Why not? Where am I? I’m sitting on my living room floor in a late night semi-trance as I watch an ant trying valiantly to haul off the remnants of some food item that one of my kids left behind. Why do you ask, would I rather be watching an ant at one thirty in the morning with drool starting to run down my chin, eyes glazing over, than in my soft, comfy bed that I have all to myself. Hmm……..all to myself. Maybe that is the problem?
No, I don’t need a pity party. I've gotten rather used to sleeping by myself. I even have a list of perks that only come from sleeping by oneself. How does one sleep by oneself anyway?? Unless you divide like an amoeba in the middle of the night....... Oh sorry, getting off track......Anyway I've got it really good. I don’t have to listen to anyone snoring, mumbling or flatulating in their sleep.

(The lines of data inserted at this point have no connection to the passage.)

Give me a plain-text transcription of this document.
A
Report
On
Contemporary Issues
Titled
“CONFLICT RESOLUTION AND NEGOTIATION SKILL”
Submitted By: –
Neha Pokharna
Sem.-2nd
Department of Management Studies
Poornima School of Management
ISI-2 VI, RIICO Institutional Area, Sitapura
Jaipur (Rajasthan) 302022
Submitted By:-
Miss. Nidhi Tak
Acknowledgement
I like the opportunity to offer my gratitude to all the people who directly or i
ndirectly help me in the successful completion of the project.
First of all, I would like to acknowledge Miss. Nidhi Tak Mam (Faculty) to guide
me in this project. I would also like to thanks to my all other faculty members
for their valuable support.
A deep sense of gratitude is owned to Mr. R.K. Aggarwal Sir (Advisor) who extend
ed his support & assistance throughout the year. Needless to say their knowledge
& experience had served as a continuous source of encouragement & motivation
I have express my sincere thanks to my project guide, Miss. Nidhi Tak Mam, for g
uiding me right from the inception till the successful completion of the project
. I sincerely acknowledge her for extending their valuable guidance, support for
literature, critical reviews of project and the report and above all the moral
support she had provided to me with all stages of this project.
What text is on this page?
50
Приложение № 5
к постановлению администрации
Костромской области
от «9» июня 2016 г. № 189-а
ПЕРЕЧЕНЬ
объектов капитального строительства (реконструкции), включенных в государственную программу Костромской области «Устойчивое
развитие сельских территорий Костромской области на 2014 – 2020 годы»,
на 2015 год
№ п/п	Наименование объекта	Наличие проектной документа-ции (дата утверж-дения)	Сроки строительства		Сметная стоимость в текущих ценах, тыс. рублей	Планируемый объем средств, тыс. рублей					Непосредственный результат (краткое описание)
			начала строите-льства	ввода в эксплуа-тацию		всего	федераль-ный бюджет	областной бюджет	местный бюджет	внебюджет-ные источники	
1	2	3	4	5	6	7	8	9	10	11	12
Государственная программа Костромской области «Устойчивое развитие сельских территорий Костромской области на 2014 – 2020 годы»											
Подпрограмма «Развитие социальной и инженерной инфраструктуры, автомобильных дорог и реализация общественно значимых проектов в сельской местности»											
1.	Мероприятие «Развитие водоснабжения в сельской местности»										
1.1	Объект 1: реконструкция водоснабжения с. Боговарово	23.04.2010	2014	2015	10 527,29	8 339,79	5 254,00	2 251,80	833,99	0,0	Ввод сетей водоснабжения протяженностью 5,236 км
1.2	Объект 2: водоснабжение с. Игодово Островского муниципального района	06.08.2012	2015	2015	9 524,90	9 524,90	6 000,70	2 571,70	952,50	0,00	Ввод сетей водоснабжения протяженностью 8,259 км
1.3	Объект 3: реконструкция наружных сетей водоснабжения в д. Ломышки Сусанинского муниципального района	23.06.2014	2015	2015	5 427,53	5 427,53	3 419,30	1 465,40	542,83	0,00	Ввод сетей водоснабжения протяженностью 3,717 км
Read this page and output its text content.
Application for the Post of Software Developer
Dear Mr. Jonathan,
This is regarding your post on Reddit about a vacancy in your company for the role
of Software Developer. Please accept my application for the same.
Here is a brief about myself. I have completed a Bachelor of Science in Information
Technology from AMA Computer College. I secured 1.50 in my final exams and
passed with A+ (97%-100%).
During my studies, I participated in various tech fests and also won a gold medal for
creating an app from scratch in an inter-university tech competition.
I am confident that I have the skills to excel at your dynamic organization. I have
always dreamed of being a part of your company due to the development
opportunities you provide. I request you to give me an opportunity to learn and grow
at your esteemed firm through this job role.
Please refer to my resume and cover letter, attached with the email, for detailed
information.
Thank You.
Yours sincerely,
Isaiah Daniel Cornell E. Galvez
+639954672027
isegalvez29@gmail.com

I get to hog all the covers and put my cold feet anywhere I want. I get to wake up with my eyebrows shooting off in all directions like my Uncle Stanley with no one there to notice. I don’t have to wake up to someone's morning breath. Now come on, is this not the life or what?
I won’t say what I do miss about having someone else in my bed. This is a PG rated family-type blog and if anyone has to think too hard about that than, well…………geez there’s nothing I even can say! And no.......it's not all about the "S" word. You know.....snoring :) And yes, I can say sex. Just did!